The following is a list of pipeline accidents in the United States in 2020. It is one of several lists of U.S. pipeline accidents. See also list of natural gas and oil production accidents in the United States.

Incidents 
This is not a complete list of all pipeline accidents. For natural gas alone, the Pipeline and Hazardous Materials Safety Administration (PHMSA), a United States Department of Transportation agency, has collected data on more than 3,200 accidents deemed serious or significant since 1987.

A "significant incident" results in any of the following consequences:

 fatality or injury requiring in-patient hospitalization
 $50,000 or more in total costs, measured in 1984 dollars
 liquid releases of five or more barrels (42 US gal/barrel)
 releases resulting in an unintentional fire or explosion

PHMSA and the National Transportation Safety Board (NTSB) post incident data, and results of investigations, into accidents involving pipelines that carry a variety of products, including natural gas, oil, diesel fuel, gasoline, kerosene, jet fuel, carbon dioxide, and other substances. Occasionally pipelines are repurposed to carry different products.
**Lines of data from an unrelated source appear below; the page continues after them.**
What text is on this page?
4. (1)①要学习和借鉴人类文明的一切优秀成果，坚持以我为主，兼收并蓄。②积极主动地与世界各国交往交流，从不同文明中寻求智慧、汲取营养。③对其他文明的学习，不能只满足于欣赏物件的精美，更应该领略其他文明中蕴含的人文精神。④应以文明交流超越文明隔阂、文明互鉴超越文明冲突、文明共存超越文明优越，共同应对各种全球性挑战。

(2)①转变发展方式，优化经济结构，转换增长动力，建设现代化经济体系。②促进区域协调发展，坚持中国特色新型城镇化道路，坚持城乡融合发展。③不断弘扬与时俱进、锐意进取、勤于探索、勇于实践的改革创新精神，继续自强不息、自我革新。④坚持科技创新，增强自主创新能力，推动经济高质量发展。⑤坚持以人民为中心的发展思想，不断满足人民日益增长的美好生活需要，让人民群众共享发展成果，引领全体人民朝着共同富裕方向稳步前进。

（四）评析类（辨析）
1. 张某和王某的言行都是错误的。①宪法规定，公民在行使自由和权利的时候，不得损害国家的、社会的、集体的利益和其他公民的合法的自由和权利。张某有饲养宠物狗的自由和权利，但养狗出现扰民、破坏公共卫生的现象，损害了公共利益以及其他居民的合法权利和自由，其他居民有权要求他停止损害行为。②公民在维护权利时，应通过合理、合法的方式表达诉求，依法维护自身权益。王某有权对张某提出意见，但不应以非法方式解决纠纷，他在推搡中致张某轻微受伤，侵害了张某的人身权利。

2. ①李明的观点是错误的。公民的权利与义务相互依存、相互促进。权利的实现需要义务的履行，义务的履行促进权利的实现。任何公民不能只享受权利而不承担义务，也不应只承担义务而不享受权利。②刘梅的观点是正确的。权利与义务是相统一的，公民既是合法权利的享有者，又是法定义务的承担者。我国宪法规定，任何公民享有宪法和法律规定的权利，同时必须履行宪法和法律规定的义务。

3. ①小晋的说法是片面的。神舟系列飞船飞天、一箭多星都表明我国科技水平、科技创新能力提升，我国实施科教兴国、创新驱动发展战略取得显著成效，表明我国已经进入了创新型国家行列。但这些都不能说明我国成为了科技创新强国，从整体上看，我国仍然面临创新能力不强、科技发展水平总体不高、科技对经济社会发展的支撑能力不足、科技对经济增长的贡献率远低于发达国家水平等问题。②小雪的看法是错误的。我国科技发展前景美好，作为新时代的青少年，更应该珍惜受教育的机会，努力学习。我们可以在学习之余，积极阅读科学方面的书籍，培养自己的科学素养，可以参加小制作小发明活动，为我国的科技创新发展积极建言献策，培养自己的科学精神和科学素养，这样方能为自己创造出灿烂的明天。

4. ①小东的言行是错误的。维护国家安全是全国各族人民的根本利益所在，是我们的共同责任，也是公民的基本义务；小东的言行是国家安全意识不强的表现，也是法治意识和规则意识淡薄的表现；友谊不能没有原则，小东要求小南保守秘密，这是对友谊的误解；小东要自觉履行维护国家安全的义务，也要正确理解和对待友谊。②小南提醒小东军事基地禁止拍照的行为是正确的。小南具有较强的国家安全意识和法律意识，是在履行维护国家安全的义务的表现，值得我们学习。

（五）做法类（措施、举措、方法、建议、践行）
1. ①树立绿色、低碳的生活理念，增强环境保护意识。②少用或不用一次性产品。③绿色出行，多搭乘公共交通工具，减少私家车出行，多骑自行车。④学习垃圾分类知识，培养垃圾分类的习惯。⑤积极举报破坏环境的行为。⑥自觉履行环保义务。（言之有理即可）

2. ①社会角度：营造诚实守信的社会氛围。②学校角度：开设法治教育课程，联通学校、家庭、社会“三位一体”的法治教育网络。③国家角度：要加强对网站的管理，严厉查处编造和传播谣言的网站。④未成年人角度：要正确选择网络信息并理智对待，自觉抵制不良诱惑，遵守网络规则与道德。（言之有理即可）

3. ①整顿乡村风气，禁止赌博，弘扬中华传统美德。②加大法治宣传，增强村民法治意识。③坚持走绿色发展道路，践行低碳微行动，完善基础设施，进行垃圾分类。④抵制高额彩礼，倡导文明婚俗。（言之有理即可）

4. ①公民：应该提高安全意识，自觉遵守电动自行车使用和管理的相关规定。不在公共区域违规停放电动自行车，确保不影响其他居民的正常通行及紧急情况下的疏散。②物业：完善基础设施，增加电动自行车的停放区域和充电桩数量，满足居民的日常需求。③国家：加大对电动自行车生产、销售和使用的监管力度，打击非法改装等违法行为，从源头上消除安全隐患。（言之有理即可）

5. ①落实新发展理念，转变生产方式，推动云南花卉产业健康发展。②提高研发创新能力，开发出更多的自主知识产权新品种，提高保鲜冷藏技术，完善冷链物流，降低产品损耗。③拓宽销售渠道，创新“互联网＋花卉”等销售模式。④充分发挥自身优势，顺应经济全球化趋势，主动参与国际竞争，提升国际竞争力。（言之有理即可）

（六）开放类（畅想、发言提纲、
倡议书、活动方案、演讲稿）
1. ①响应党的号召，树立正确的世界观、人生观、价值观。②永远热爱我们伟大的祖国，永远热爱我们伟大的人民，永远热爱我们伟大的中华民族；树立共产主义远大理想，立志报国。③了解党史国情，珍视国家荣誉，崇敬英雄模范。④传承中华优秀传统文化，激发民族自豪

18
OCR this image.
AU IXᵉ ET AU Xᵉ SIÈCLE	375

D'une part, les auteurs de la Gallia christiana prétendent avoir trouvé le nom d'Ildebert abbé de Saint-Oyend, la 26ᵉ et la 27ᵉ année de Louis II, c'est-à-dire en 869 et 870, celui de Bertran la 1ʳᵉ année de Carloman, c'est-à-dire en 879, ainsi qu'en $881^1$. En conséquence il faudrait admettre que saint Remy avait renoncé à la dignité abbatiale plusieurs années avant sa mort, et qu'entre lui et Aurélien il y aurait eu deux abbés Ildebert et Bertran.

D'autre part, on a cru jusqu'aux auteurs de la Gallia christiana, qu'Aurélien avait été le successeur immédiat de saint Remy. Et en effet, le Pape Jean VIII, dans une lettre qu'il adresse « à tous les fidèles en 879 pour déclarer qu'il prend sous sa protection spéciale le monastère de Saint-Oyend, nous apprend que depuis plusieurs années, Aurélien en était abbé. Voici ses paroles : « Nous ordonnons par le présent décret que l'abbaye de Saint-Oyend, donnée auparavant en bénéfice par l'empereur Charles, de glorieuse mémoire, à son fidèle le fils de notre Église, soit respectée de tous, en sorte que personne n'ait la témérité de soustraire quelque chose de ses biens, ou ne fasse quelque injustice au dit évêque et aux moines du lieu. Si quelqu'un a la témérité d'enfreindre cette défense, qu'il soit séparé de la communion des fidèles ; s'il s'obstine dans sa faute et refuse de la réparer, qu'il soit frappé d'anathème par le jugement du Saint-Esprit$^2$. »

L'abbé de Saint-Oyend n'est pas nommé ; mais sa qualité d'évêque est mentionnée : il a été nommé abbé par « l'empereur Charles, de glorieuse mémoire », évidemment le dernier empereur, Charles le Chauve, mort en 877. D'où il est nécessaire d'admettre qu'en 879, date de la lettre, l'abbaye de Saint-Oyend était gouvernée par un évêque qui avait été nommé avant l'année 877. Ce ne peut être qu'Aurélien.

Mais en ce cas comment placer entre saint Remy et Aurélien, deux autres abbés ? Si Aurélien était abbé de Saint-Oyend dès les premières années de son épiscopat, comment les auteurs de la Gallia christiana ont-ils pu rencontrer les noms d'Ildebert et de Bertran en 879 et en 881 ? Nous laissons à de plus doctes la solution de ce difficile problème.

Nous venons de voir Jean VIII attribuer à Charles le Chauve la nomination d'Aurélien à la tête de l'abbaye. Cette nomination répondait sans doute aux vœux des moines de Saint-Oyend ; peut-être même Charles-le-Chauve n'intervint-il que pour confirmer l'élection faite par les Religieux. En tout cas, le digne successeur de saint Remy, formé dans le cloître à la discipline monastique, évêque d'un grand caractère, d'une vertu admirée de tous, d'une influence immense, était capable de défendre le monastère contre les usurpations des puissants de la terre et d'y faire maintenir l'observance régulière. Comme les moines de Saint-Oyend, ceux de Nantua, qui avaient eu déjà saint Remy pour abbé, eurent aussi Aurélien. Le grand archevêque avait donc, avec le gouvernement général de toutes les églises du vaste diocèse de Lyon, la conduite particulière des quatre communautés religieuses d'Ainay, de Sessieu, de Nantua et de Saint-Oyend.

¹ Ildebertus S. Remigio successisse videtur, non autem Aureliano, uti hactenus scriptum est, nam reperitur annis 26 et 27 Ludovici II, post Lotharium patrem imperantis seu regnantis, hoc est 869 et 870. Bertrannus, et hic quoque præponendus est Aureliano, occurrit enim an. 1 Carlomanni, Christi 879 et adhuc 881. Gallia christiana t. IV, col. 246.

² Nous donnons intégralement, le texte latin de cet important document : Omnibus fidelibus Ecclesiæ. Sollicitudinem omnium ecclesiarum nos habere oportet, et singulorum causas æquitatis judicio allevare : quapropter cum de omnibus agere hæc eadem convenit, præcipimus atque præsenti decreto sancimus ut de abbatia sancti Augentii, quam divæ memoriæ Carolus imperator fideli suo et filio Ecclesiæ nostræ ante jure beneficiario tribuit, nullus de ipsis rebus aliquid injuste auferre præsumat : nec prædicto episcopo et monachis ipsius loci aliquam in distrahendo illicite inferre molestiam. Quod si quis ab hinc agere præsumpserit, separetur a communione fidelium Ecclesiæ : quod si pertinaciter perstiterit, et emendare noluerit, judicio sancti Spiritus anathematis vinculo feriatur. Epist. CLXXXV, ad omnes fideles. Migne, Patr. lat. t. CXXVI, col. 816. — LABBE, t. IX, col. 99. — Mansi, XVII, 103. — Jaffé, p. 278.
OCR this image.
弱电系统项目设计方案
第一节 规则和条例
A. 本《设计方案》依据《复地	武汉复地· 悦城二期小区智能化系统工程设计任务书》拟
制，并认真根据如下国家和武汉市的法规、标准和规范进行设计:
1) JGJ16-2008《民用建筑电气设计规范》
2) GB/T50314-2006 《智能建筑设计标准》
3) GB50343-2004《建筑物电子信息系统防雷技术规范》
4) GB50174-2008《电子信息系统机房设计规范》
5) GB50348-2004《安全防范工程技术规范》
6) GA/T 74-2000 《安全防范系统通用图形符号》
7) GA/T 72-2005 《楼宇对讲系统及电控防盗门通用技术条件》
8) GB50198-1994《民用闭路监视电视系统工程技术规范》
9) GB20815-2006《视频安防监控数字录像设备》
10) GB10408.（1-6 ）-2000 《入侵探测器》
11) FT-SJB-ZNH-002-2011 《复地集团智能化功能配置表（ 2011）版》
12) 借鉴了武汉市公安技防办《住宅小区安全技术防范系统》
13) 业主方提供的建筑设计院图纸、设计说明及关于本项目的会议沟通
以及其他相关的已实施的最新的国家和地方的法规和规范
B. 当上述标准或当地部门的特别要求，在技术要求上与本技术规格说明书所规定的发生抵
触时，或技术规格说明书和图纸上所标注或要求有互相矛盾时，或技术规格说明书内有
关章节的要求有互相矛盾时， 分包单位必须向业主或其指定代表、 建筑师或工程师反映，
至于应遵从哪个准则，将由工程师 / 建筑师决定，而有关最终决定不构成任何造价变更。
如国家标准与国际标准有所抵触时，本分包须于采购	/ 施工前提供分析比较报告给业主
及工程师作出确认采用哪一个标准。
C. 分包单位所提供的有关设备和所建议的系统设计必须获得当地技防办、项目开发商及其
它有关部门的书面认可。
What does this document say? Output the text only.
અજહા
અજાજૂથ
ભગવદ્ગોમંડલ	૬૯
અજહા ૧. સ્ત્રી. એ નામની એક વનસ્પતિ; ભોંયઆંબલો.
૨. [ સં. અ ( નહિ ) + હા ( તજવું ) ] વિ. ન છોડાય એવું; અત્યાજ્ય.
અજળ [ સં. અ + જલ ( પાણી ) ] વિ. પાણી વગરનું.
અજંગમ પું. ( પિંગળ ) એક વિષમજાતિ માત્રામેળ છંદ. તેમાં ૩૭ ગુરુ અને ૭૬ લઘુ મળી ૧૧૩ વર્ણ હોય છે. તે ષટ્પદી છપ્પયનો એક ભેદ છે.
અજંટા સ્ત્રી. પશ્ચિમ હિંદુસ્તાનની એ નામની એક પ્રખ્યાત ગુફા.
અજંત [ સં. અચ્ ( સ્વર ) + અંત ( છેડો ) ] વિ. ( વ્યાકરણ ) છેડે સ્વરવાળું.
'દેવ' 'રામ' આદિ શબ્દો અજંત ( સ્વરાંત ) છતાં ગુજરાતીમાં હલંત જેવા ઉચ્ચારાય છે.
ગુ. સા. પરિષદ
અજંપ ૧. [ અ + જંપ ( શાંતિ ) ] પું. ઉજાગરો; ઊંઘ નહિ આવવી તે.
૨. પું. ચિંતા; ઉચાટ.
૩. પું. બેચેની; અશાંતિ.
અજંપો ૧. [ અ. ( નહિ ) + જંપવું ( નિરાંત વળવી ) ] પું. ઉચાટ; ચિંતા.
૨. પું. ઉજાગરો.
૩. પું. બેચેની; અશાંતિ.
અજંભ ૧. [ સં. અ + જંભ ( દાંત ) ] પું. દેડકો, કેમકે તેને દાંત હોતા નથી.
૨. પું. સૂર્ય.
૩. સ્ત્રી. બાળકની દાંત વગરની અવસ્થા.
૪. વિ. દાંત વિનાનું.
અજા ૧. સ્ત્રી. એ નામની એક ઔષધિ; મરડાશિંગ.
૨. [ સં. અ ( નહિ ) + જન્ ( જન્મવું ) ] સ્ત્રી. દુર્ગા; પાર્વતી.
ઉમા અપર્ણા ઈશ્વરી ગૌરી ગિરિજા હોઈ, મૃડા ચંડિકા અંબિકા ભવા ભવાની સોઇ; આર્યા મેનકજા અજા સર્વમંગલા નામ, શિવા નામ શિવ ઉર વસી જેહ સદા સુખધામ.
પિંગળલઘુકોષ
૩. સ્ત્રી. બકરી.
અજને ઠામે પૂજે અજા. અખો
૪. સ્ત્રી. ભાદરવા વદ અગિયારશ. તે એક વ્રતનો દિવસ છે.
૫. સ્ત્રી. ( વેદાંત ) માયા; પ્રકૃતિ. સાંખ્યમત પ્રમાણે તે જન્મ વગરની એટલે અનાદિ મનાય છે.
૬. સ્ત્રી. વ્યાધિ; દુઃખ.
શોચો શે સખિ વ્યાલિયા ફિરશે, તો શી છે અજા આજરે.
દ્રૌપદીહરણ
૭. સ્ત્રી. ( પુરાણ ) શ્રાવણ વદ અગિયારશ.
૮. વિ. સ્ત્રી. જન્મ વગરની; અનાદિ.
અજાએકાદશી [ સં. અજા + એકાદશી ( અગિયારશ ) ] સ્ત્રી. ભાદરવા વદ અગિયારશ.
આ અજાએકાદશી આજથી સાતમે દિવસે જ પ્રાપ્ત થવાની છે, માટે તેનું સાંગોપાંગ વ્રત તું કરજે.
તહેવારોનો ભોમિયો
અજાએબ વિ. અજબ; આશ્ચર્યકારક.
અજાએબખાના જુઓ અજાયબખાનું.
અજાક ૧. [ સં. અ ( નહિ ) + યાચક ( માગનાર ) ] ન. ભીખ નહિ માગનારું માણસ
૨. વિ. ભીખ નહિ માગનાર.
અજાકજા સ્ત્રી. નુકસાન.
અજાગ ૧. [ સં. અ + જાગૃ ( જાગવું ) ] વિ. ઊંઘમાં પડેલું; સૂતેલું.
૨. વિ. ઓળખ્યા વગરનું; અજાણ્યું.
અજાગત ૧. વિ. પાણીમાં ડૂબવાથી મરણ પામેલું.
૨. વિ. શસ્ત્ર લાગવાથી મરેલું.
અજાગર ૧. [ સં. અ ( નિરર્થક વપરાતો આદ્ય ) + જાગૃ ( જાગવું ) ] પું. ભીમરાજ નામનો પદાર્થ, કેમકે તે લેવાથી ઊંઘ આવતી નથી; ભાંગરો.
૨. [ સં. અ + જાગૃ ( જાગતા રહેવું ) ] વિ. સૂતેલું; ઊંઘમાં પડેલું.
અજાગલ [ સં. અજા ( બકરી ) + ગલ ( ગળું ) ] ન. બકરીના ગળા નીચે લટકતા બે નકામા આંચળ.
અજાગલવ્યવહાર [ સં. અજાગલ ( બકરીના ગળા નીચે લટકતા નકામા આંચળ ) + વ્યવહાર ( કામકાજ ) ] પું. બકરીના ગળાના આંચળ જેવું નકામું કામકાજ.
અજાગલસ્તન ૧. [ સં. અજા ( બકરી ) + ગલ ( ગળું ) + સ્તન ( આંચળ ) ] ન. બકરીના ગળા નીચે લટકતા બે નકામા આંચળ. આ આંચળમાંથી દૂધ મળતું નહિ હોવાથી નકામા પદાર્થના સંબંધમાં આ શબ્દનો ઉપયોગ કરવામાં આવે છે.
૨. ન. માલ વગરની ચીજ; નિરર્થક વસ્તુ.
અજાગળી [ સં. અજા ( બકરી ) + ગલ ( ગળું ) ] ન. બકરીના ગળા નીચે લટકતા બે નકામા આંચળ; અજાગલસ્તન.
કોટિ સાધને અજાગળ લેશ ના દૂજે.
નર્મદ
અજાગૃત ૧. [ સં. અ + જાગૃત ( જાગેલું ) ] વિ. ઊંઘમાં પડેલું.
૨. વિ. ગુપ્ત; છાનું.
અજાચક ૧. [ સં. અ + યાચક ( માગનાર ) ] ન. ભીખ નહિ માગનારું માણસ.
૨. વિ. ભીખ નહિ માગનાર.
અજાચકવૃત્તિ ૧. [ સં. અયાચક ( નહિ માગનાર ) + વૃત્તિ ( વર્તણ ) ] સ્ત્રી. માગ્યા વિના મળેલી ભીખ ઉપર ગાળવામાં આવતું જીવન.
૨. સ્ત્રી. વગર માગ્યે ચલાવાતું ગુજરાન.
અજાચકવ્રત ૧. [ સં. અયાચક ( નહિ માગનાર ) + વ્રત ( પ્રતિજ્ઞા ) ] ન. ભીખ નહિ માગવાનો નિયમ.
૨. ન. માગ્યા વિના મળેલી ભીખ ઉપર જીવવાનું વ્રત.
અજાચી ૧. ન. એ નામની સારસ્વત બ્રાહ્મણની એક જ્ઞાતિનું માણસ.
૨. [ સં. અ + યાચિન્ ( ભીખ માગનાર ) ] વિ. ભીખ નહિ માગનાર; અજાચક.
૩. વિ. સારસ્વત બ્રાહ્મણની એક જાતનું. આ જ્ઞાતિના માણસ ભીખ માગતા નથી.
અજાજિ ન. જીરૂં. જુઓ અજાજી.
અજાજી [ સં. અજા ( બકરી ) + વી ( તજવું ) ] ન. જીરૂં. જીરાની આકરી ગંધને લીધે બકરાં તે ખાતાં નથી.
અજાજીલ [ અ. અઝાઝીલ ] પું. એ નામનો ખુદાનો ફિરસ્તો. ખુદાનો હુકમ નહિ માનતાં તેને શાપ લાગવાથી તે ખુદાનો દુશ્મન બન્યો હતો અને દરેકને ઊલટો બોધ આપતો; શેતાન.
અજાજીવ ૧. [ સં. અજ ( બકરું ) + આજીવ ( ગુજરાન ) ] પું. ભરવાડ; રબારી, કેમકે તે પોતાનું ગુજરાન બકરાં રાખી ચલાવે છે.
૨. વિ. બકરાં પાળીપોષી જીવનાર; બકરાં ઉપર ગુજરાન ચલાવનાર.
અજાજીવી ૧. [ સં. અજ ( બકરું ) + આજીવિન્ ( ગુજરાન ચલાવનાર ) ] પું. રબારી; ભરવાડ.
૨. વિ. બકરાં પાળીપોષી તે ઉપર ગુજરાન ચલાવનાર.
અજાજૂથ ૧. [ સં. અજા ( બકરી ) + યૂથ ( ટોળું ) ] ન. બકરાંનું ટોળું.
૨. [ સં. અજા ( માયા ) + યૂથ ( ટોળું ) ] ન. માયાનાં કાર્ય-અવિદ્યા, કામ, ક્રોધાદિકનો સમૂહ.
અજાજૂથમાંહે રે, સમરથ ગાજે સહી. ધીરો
On May 4, a gas transmission pipeline exploded and burned in Fleming County, Kentucky. There were no injuries.
On May 5, a leak occurred in a relief line, at a Keystone Pipeline Terminal in Beaumont, Texas. About 18,500 gallons of crude oil were spilled. The cause seemed to be internal corrosion.
On July 28, a gas line explosion and fire occurred in Martin County, Texas, which injured four workers. A ditching truck hit an existing high-pressure gas line, causing an explosion and fire.
On July 29, a contractor ruptured a gas pipeline in Mont Belvieu, Texas, causing an explosion and fire. There were no injuries.
2020 Colonial Pipeline oil spill: On August 14, a Colonial Pipeline mainline, a 40-inch pipeline, was discovered to be leaking in the Oehler Nature Preserve near Huntersville, North Carolina. Approximately 1.2 million gallons of gasoline were spilled. The leak was near a previously repaired area.
On August 18, an El Paso Natural Gas transmission pipeline exploded and burned near Midland, Texas. There were no injuries.
On August 21, a dredging vessel hit a submerged Enterprise Products propane pipeline in the harbor of Corpus Christi, Texas, causing an explosion and fire. Five of the crew were killed, and six others were injured.
On September 10, Florida Gas Transmission’s 12-inch Sanford Lateral gas pipeline ruptured and subsequently ignited in Sanford, Florida.  The size of the burn area around the rupture site was determined to be 515 feet by 100 feet. 20 nearby homes were evacuated, but there were no injuries reported.
On September 24, Florida Gas Transmission’s FLMEA-21 18-inch pipeline ruptured and ejected multiple pieces of pipeline into the air in Lake Worth, Florida. There was no fire and no injuries, but the outside lane of northbound traffic on the Florida Turnpike was closed while FGT assessed the damage and initiated repairs. An unknown number of people were evacuated from commercial businesses and a nearby elementary school.
On September 24, Natural Gas Pipeline Company of America's 20-inch Indian Basin Pipeline ruptured and released approximately 31,757 MCF (31,757,000 cubic feet) of natural gas in Eddy County, New Mexico. There was no fire or injuries.
On December 24, a gas transmission pipeline exploded and burned, in Lyons, Nebraska. There were no injuries. Scores and gouges on the pipe suggested earlier damage caused the failure.